The matched pair's t-test assumes that the observations are independent of one another and that the dependent variable should be approximately normally distributed. Plotting a kernal density estimator and a q-q plot, we see that we have approximate normality. From the q-q plot, we can see that Russell Westbrook was our lone outlier from normality.
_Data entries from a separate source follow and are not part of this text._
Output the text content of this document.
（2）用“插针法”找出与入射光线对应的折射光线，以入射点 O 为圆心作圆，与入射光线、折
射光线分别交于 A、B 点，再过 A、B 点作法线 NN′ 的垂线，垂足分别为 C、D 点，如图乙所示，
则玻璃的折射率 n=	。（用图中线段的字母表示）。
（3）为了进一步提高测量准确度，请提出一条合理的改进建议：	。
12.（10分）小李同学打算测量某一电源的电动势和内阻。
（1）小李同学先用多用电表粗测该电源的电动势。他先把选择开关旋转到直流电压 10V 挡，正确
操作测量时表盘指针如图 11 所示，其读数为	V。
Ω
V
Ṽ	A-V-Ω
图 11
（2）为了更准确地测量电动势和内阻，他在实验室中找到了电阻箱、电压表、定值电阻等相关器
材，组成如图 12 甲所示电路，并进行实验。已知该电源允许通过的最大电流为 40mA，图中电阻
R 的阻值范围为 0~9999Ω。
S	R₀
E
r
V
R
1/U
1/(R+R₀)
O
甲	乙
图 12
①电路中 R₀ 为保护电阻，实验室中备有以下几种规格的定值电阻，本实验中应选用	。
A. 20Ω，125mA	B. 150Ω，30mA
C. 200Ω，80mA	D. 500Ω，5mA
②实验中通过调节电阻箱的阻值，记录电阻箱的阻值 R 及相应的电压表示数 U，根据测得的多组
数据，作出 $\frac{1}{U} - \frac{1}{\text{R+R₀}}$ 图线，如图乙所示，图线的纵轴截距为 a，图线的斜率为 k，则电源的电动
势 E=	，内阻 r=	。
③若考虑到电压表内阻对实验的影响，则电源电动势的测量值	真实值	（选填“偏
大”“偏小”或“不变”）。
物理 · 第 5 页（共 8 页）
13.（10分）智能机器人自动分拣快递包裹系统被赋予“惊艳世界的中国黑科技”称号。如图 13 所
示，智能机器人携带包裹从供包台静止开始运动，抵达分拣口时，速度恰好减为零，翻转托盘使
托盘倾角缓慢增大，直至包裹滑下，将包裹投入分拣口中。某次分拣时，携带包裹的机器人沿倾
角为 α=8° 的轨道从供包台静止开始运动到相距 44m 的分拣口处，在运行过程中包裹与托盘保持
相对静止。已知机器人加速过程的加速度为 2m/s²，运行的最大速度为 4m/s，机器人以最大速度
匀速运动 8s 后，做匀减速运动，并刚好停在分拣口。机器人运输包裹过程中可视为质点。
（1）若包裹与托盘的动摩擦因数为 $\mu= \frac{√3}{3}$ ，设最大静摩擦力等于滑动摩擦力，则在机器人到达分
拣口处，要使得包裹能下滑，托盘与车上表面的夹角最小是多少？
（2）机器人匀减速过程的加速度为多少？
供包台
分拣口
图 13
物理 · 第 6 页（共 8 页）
A matched pair's t-test shows a p-value of .388, so we do not have enough evidence to reject the null hypothesis that the effect of the bubble on a player's free throw percentage is 0.
fig, ax = plt.subplots()
ax = ft_pct_df['ft-pct-diff'].plot.kde()
fig.suptitle('KDE of Free Throw Difference\n Pre-Bubble to Bubble')
plt.show()
stats.probplot(ft_pct_df['ft-pct-diff'], dist="norm", plot=pylab)
pylab.show()
print('P-value of Shapiro-Wilks Test for Normality = ' + str(round(stats.shapiro(ft_pct_df['ft-pct-diff'])[1],3)))
print('Effect size of the bubble = ' + str(round(ft_pct_df['ft-pct-diff'].mean(),3)))
pval = stats.ttest_rel(ft_pct_df['pre-ft-pct'], ft_pct_df['bubble-pct'])[1]
print('P-value of Matched Pairs T-Test = ' + str(round(pval,3)))
P-value of Shapiro-Wilks Test for Normality = 0.045
Effect size of the bubble = 0.008
P-value of Matched Pairs T-Test = 0.388
Conclusion
The data only shows that 5 players have a significant difference in their free throw percentage before the bubble and in the bubble. Using a matched pairs t-test, we can conclude that a player's free throw percentage does not increase in the bubble.
In an earlier version of the analysis performed on 8/10/2020, the matched t-test did show a significant effect of 2.6%. The fact that we do not see any effect at the end of the bubble could be due to a regression to the mean or the fact that players adjusted to playing in the bubble.